Gas compressors and pumps would also need to be replaced, while three times more energy would be required to pump pure hydrogen around the network compared to gas, due to the lower volumetric energy density.
Hydrogen also causes embrittlement of iron-based pipes, which make up a third of the UK’s local gas pipelines, although these are all due to be replaced by 2032, according to the UK Energy Networks Association.
Gas cookers and ovens would also have to be replaced if the natural-gas system moves over to 100% hydrogen, and these should ideally be electric as open hydrogen flames release high amounts of nitrous oxide, a very powerful greenhouse gas (something that can be captured and removed in the enclosed space of a hydrogen boiler in a similar way to catalytic converters in cars).
The notion that “hydrogen works well in very cold climate and poorly insulated buildings” is a big assumption, not least because H2 is used virtually nowhere for heating today.
It also appears to be a nod to the factually incorrect trope that heat pumps do not work in poorly insulated buildings.
And, of course, the biggest users of heat pumps in Europe are Scandinavian countries, which get colder than most in winter.
3) Energy transportation to consumption centres
“Unfortunately, not all regions in Europe can easily access cost competitive renewable electricity,” the brochure explains.
“Germany is struggling to transport excess onshore wind [power] from the north to the south. Landlock[ed] countries, such as the Czech Republic and Slovakia have limited renewable resources and limited access to the large resources in the north seas. A large degree of electrification of the heating sector would only exacerbate this problem.
“In 2019, wind onshore electricity generation in the North was significantly higher than in the South of Germany, and about 5,100 GWh had to be curtailed.”
This is slightly disingenuous, as Germany is planning to build three new North-South high-voltage power lines to alleviate this problem.
In response to Hydrogen Europe on this point, independent hydrogen analyst Gniewomir Flis wrote on Twitter yesterday: “What do you think Germany should do here? a) Turn 5TWh of curtailed electricity into hydrogen and generate 3TWh of household heat, or b) Build an electric transmission line and use heat pumps to leverage 5TWh electricity into 15TWh of heat?”
A hydrogen transmission line would, however, almost certainly be cheaper and easier to build than a new high-voltage power line.
4) Hydrogen enables cheaper renewable energy to be imported
The brochure says that wind and solar resources are higher in the Middle East than Europe, and can therefore produce cheaper green power.
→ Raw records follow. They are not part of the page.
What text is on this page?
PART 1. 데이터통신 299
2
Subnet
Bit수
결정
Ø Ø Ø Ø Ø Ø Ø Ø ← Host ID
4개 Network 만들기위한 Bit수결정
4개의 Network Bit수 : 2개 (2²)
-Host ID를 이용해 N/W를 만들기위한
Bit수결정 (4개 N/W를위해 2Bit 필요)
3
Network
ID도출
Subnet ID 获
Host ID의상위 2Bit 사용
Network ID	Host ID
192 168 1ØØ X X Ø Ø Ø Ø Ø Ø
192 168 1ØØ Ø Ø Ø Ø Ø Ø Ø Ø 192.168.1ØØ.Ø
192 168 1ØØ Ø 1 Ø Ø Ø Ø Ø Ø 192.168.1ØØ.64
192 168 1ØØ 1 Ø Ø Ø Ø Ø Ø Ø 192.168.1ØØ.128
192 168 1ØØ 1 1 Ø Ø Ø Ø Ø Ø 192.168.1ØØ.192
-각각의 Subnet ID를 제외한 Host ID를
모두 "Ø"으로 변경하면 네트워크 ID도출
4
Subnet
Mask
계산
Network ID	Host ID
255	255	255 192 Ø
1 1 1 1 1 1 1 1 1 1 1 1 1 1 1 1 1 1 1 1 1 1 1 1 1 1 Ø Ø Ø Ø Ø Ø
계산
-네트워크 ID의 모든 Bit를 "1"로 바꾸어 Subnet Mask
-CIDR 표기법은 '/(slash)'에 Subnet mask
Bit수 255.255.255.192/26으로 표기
This can then be imported in the form of hydrogen, thus “lowering costs and boosting system efficiency”.
But when taking into account the costs of converting Middle Eastern power to green hydrogen, then compressing and storing that H2 and transporting it to Europe, it may no longer be a cheaper form of energy.
“Hydrogen can ease the race to modernise buildings, alleviating the craftsman sector bottlenecks, reducing the burden on individuals to bear the costs of full [domestic heating system] renovations, and accelerating decarbonisation,” the brochure concludes.